COLUMN: Joe Mazzulla is making a strong case to become West Virginia’s next favorite son

MORGANTOWN — Maybe there is a part of all of us in West Virginia who want to believe no matter how much Jerry West hated the Boston Celtics, he still found a way to smile down from above Monday night, as Boston dispatched the Dallas Mavericks to win the NBA Finals.

Somehow there might have been a piece of West, who spent his entire NBA career battling and losing to Boston in the playoffs, that could have looked past all of that for just a moment for him to cheer on Celtics head coach Joe Mazzulla.

As we all know by now, Mazzulla — a beloved and respected player at WVU and a key part of the 2010 Final Four team — led the Celtics to the title in just his second season as a head coach.

“You get very few chances in life to be great and you get very few chances in life to carry on the ownership and the responsibility of what these banners are, and all the great people, all the great players that came here,” Mazzulla said after Monday’s clincher. “When you have few chances in life, you just have to take the bull by the horns and you’ve got to just own it. And our guys owned it.”

West died last week at the age of 86, and his passing created a tremendous void in West Virginia.

Calling West the state’s favorite son doesn’t come close to encompassing what he meant to all of us. West was also a hero, role model and a legendary figure. He can never be replaced.

Serious thought here: Did Mazzulla just take up the mantle as the state’s most-celebrated inspiration with West’s passing?

It’s a question that never needed asking ever since West guided the WVU men’s hoops team to an appearance in the 1959 national championship game. He spent 14 years as an NBA All-Star, played in nine NBA Finals and then somehow surpassed all of that by becoming the league’s greatest general manager.

West just may have played a pivotal role, too, in getting Mazzulla steered onto the right path.

“My junior year in college, I wasn’t living up to anyone’s standards, and I get a call and it’s Jerry,” said Mazzulla during an NBA Finals press conference. “A lot of (expletives), but he essentially told me that I was F-up and was ruining an opportunity to be great at something. He just let me have it for like 10, 15 minutes. I thought it was one of the most impactful phone calls that I had, really, in my life.”

To be sure, there are very-distinct differences to their stories, most notably that West is a native of this state, while Mazzulla was born and raised in Rhode Island.

West spent 14 years as an NBA player.

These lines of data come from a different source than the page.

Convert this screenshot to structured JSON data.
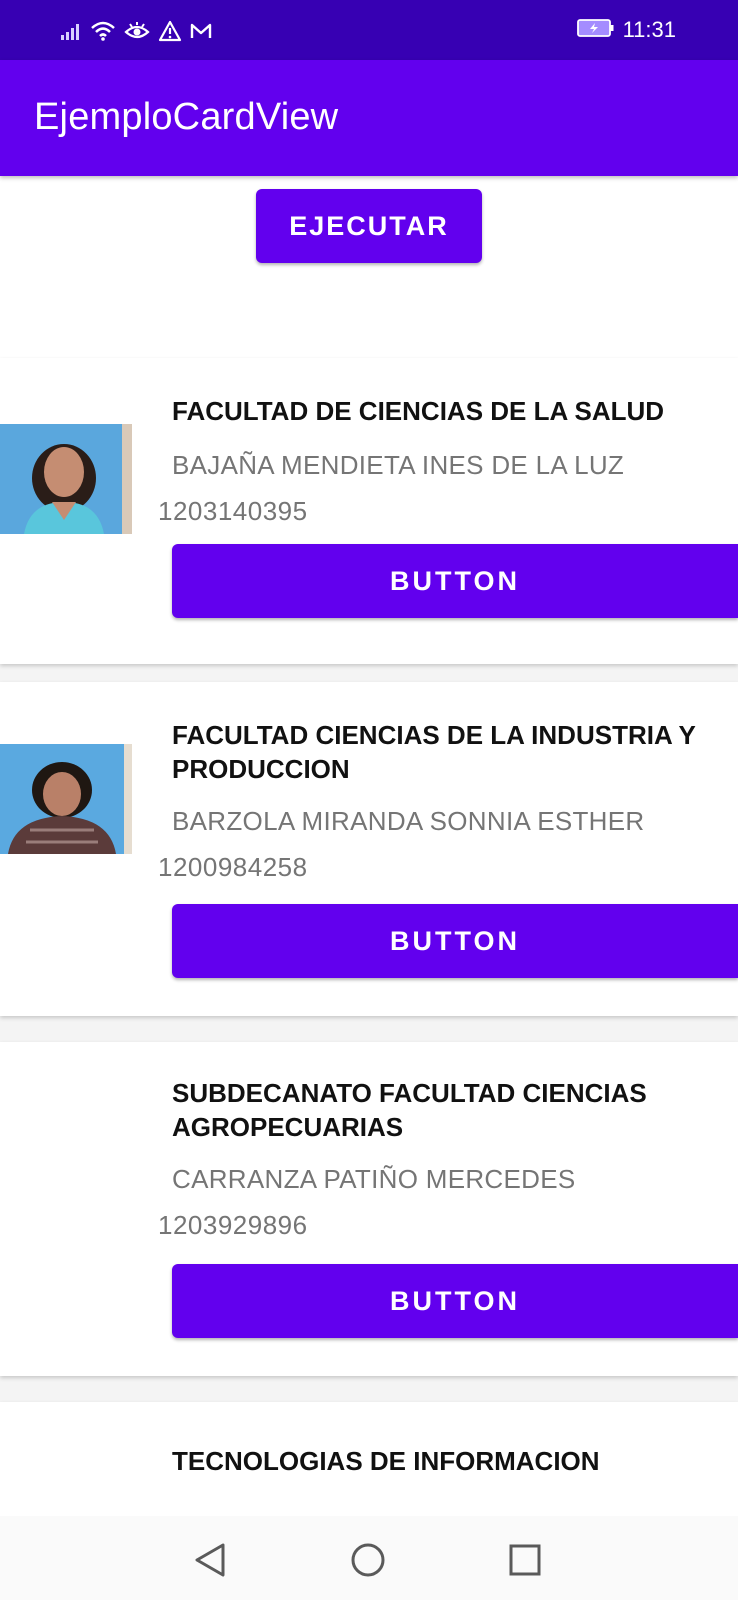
{
  "status_bar": {
    "time": "11:31",
    "left_icons": [
      "signal-icon",
      "wifi-icon",
      "eye-icon",
      "warning-icon",
      "mail-icon"
    ],
    "right_icons": [
      "battery-charging-icon"
    ]
  },
  "app_bar": {
    "title": "EjemploCardView"
  },
  "execute_button": {
    "label": "EJECUTAR"
  },
  "cards": [
    {
      "faculty": "FACULTAD DE CIENCIAS DE LA SALUD",
      "name": "BAJAÑA MENDIETA INES DE LA LUZ",
      "id_number": "1203140395",
      "button_label": "BUTTON",
      "has_photo": true
    },
    {
      "faculty": "FACULTAD CIENCIAS DE LA INDUSTRIA Y PRODUCCION",
      "name": "BARZOLA MIRANDA SONNIA ESTHER",
      "id_number": "1200984258",
      "button_label": "BUTTON",
      "has_photo": true
    },
    {
      "faculty": "SUBDECANATO FACULTAD CIENCIAS AGROPECUARIAS",
      "name": "CARRANZA PATIÑO MERCEDES",
      "id_number": "1203929896",
      "button_label": "BUTTON",
      "has_photo": false
    },
    {
      "faculty": "TECNOLOGIAS DE INFORMACION"
    }
  ],
  "nav_bar": {
    "icons": [
      "back-icon",
      "home-icon",
      "recents-icon"
    ]
  },
  "colors": {
    "primary": "#6200ee",
    "primary_dark": "#3700b3",
    "secondary_text": "#757575"
  }
}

Mazzulla never spent a single day playing professionally, rather taking an assistant coaching job at Glenville State right out of college.

But to say Mazzulla isn’t a West Virginian, one of us, is as wrong as wrong can be.

And his story is just as inspirational, a rags-to-riches type built on hard work, determination and opportunity.

If Mazzulla is not a native, he’s damn sure an adoptive son of West Virginia, something that came out of him back in 2017, when he was hired as a head coach for the first time by Fairmont State.

In his introductory press conference, Mazzulla mentioned the state as “home” five times, something he had cleared with family members prior.

“I knew I was going to do that,” he said afterward. “I talked to my uncle and I didn’t want to disrespect him. I said to my uncle, ‘I know I’m a Mazzulla and we’re the Mazzulla family from Rhode Island, but I grew so much here. Would it be disrespectful to mention this as home?’”

In the realm of professional coaches, maybe only Kansas City head coach Andy Reid of the NFL stands above Mazzulla these days.

In his two seasons with the Celtics, and at just 35 years old, Mazzulla is already the winningest coach in NBA history by percentage. Including the playoffs, Mazzulla has won 72.9% of his games (148-54). The next closest guy you may have heard of — Phil Jackson — who won just over 70% of the games he coached.

And that is a fact that should have all West Virginians proudly pounding their chests today, like we were all somehow part of that NBA championship.

No, there is no replacing what Jerry West meant to all of us.

That shouldn’t take away from the fact Joe Mazzulla is rapidly becoming the next flag-bearer for West Virginia. Even though Mazzulla coaches the Celtics, even West would probably agree with that.